App helps travellers spend a penny
Adam Hutchinson is helping travellers in New Zealand find their way to the toilet. And he's doing it for free.
Hutchinson's startup Christchurch mobile technology business, Mogeo, has developed a mobile application called CamperMate, which maps local amenities in New Zealand.
The app has already been downloaded more than 9500 times.
The CamperMate app is free to download, and uses the GPS function of smartphones to highlight useful facilities near the user's location, such as public toilets, rubbish bins, campsites, free wi-fi and supermarkets.
The latest version of the app allows users to add the locations of amenities or other places they find as they travel New Zealand.
Recording these co-ordinates would make it easier for other travellers to be responsible campers, hopefully reducing the damage to the environment and improve freedom campers' experience of New Zealand, Hutchinson said.
More than 400 new locations across the country have been added to CamperMate since the latest version went live four weeks ago.
There are now more than 10,000 locations on the app, including a hidden swimming hole near Nelson submitted by Jean from France and a water spring on the way to Queenstown, submitted by Sarah from England.

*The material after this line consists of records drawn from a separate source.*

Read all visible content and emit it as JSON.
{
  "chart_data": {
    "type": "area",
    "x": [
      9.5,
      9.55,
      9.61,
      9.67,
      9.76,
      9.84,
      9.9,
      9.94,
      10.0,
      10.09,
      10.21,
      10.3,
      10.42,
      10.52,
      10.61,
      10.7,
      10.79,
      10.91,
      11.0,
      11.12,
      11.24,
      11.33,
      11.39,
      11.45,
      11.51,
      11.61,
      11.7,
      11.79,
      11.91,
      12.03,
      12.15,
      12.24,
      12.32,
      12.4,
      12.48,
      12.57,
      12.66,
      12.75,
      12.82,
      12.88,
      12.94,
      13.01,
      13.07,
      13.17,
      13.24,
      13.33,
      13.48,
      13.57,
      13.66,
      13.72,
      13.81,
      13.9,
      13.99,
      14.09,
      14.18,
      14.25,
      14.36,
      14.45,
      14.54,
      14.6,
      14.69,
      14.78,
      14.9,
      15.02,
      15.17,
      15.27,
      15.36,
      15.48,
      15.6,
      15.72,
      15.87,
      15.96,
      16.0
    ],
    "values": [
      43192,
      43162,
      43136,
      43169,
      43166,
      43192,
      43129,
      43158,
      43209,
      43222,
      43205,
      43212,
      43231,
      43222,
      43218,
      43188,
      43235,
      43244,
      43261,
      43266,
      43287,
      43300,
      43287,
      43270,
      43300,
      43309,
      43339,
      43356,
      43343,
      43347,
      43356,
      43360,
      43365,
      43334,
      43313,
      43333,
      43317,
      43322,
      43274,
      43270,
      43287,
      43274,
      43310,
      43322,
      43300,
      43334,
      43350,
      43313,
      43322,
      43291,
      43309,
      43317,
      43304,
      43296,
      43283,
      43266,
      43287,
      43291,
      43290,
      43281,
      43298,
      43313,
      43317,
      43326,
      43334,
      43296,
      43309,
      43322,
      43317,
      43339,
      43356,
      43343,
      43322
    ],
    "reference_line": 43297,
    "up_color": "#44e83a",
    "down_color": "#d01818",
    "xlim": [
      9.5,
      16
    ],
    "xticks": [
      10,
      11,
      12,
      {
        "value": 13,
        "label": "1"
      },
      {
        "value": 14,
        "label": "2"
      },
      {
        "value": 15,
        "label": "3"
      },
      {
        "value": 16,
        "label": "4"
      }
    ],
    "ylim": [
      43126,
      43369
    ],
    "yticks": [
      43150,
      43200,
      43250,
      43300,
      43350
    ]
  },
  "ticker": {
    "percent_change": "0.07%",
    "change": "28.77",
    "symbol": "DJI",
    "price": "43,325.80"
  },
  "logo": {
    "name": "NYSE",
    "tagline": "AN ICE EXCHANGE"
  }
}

Travellers are changing the way they navigate, relying increasingly on their mobile phones and the internet to research and plan their trips, Hutchinson said.
A lot of people start researching a place online before they leave home and a search for "New Zealand travel apps" turns up CamperMate being referenced on forums by other travellers.
"You recognise it so much when you go into hostels, you see everyone with their smartphone.
"The way people are travelling is definitely changing."
Hutchinson started working on the CamperMate idea in 2006 while spending a summer travelling from one end of the country to the other on a 50cc scooter, and he saw then the opportunity to make it easier for travellers to find essential day-to-day locations.
Seeing the negative impact that freedom camping could have, he decided to start recording the GPS co-ordinates of places of interest as well as public facilities that freedom campers could use.
CamperMate is a free app, and Mogeo doesn't make any money from the app. So why do it? For fun, Hutchinson said. It was an experimental project and it was rewarding to see it being used in real life.